The 2008 General Conference also authorized the Commission on Christian Unity and Interreligious Concerns to prepare resources to promote healing between the church and indigenous people and to plan an Act of Repentance for the 2012 General Conference. Various petitions, expected to be adopted in Tampa, call for ongoing actions toward repentance and healing.
An increased awareness of Native American history and contemporary culture was visible at the Tampa conference. The geographic region has a spotty history concerning indigenous people. It was one of the areas from which Maskoke — which are known to non-Native Americans as Muscogee (“Creek”) — people were forced to leave to resettle in Oklahoma following the 1830 Indian Removal Act. At the opening of the conference, artist Marcus Briggs-Cloud, a Maskoke, performed a native ceremony of consecration of the space in which plenary sessions were held.
The church makes a difference
Global Ministries assisted in bringing several Native Americans to Tampa for the Act of Repentance, among them Skyler Corbett, a young man of the Klamath Paute who is a member of Wilshire United Methodist Church in Portland, Ore.
In an interview, Corbett recalled how he was bullied and taunted when he was younger because he was Native American. He also felt he was considered “different” in the churches he attended, until he found Wilshire Church.
“I joined because in an open session, the members sat in a circle, an open circle, and I told what it means to be Native American, what our history means.” He felt accepted.
‘Power of forgiveness’
Pewo worked in the Clinton/El Reno area for several years before seeking missionary status. She traces her call to ministry to an experience in 1999 when she faced two possible paths, and Jesus called to her from one, saying, “Follow me.” She was guided, she says, to “bring God’s gospel of love, mercy, and justice” to the children in the communities of the Cheyenne and Arapaho.
She believes the “power of forgiveness can undo the past damage the church had done to Native people.”
Pewo is especially hopeful that the church can bring a message of love and concern to children and youth. She works at the Clinton Indian Community Center with 35 youngsters ages 3 to 14.

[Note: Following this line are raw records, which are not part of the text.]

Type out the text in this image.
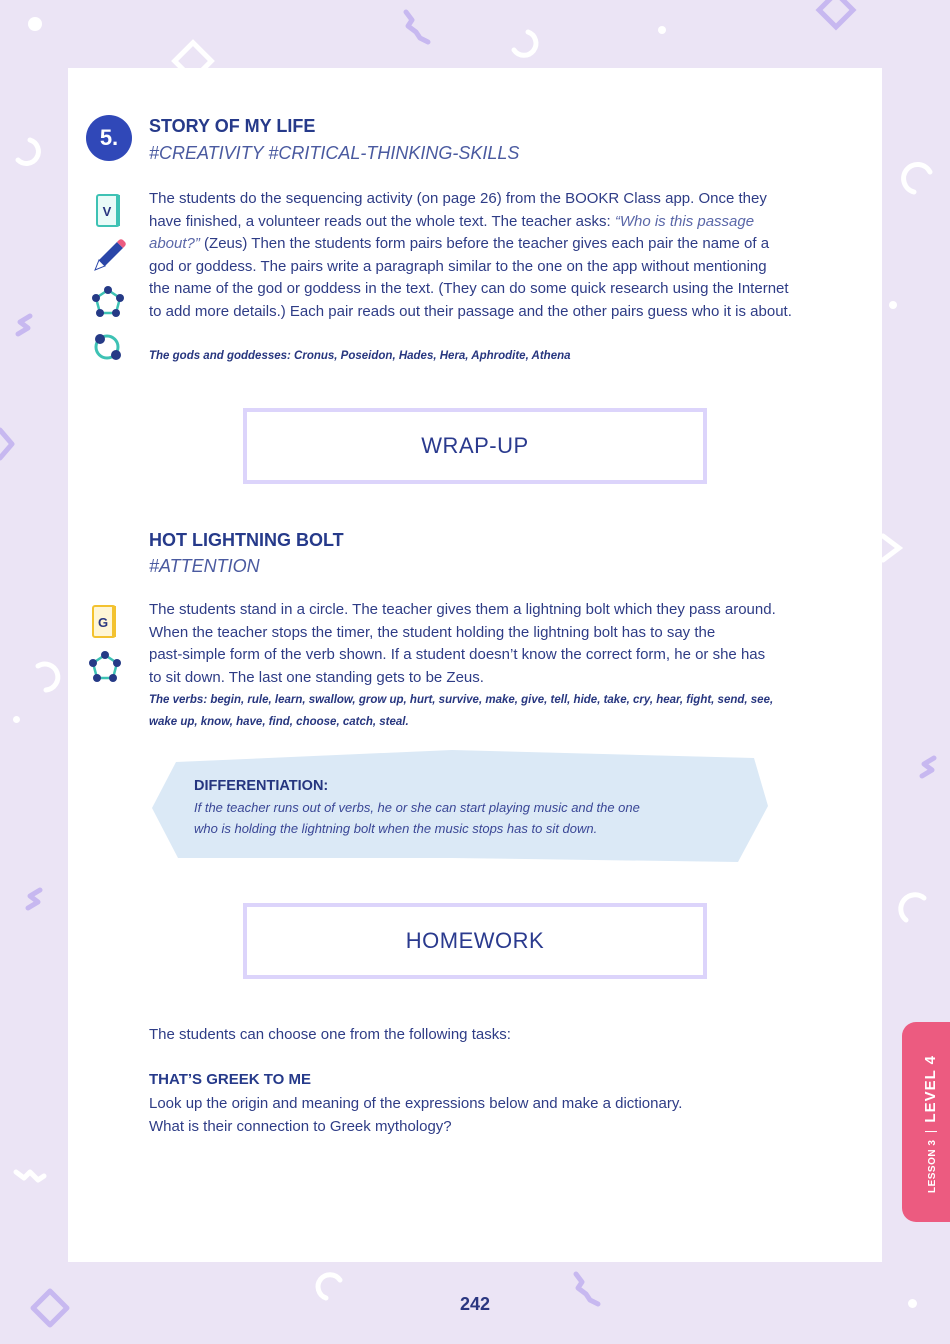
5.	STORY OF MY LIFE
#CREATIVITY #CRITICAL-THINKING-SKILLS
V
The students do the sequencing activity (on page 26) from the BOOKR Class app. Once they
have finished, a volunteer reads out the whole text. The teacher asks: “Who is this passage
about?” (Zeus) Then the students form pairs before the teacher gives each pair the name of a
god or goddess. The pairs write a paragraph similar to the one on the app without mentioning
the name of the god or goddess in the text. (They can do some quick research using the Internet
to add more details.) Each pair reads out their passage and the other pairs guess who it is about.
The gods and goddesses: Cronus, Poseidon, Hades, Hera, Aphrodite, Athena
WRAP-UP
HOT LIGHTNING BOLT
#ATTENTION
G
The students stand in a circle. The teacher gives them a lightning bolt which they pass around.
When the teacher stops the timer, the student holding the lightning bolt has to say the
past-simple form of the verb shown. If a student doesn’t know the correct form, he or she has
to sit down. The last one standing gets to be Zeus.
The verbs: begin, rule, learn, swallow, grow up, hurt, survive, make, give, tell, hide, take, cry, hear, fight, send, see,
wake up, know, have, find, choose, catch, steal.
DIFFERENTIATION:
If the teacher runs out of verbs, he or she can start playing music and the one
who is holding the lightning bolt when the music stops has to sit down.
HOMEWORK
The students can choose one from the following tasks:
THAT’S GREEK TO ME
Look up the origin and meaning of the expressions below and make a dictionary.
What is their connection to Greek mythology?
LESSON 3LEVEL 4
242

“Many are from broken homes and experience discrimination in public school,” she says. “The church is their place of refuge. They have taken ownership of the church, not only looking after our building but also looking out for one another.
“Our presence in the community is vital,” says Pewo. “I extend an olive branch, trying to heal the wounds.”
— Wright is a long-time reporter on United Methodist news. Christie R. House, editor of New World Outlook magazine, contributed to this article.